Trigonometry - finding the appropriate angle

[david18]

Homework Statement

"Find the least positive value of the angle A for which:

cosA = sinA and both are negative."


Im having some trouble on this one as usually i would be given cosA=-0.2 or something but this has no figures... Any help?

 

[david18]

Oh i think i solved it now I divided both sides by cosA to get tan and then added 180 to 45 which gives me 225 - both sin 225 and cos 225 are negative whereas cos45 and sin45 arent

 

[HallsofIvy]

Homework Statement

"Find the least positive value of the angle A for which:

cosA = sinA and both are negative."


Im having some trouble on this one as usually i would be given cosA=-0.2 or something but this has no figures... Any help?
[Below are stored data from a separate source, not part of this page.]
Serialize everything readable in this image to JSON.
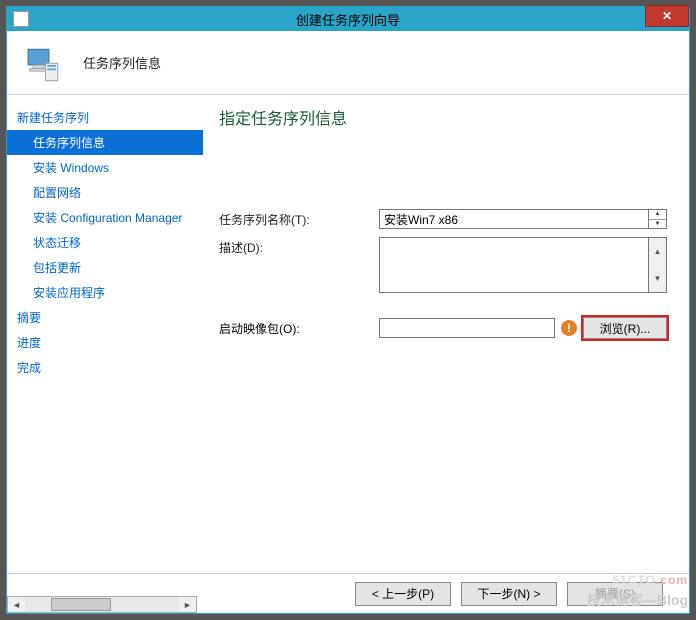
{
  "window": {
    "title": "创建任务序列向导",
    "close_glyph": "✕"
  },
  "header": {
    "subtitle": "任务序列信息"
  },
  "sidebar": {
    "top": "新建任务序列",
    "items": [
      {
        "label": "任务序列信息",
        "selected": true
      },
      {
        "label": "安装 Windows",
        "selected": false
      },
      {
        "label": "配置网络",
        "selected": false
      },
      {
        "label": "安装 Configuration Manager",
        "selected": false
      },
      {
        "label": "状态迁移",
        "selected": false
      },
      {
        "label": "包括更新",
        "selected": false
      },
      {
        "label": "安装应用程序",
        "selected": false
      }
    ],
    "plain": [
      {
        "label": "摘要"
      },
      {
        "label": "进度"
      },
      {
        "label": "完成"
      }
    ]
  },
  "main": {
    "page_title": "指定任务序列信息",
    "name_label": "任务序列名称(T):",
    "name_value": "安装Win7 x86",
    "desc_label": "描述(D):",
    "desc_value": "",
    "boot_label": "启动映像包(O):",
    "boot_value": "",
    "browse_label": "浏览(R)...",
    "warn_glyph": "!"
  },
  "footer": {
    "prev": "< 上一步(P)",
    "next": "下一步(N) >",
    "summary": "摘要(S)"
  },
  "watermark": {
    "line1a": "51CTO",
    "line1b": ".com",
    "line2": "技术博客—Blog"
  }
}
? there is no such number! cos(A) is negative for 90^o< A< < 270. sin(A) is negative for 180^o< A< 360^o. cos(A) and sin(A) are both negative for any A between 180^o and 270^o. But there is no smallest A in that interval!

 

[david18]

it says cosA=sinA meaning that sin225 is equal to whatever cos225 equals (i checked on calcualtor and they were the same.

The answer book also said 225 so I am pretty sure its right

 

[rock.freak667]

it says cosA=sinA meaning that sin225 is equal to whatever cos225 equals (i checked on calcualtor and they were the same.

The answer book also said 225 so I am pretty sure its right

Then why is the answer not uhm...45?

which can be easily obtained by dividing by cosA

 

[Tedjn]

The answer can't be 45, because of the precondition that sine and cosine must be negative.

 

[HallsofIvy]

How silly of me! I completely overlooked the "sin x= cos x".

Yes, as I said before, sine and cosine are first both negative between 180 and 270 degrees. The smallest value for which sine and cosine are both negative and sin(x)= cos(x) is 180+ 45= 225 degrees.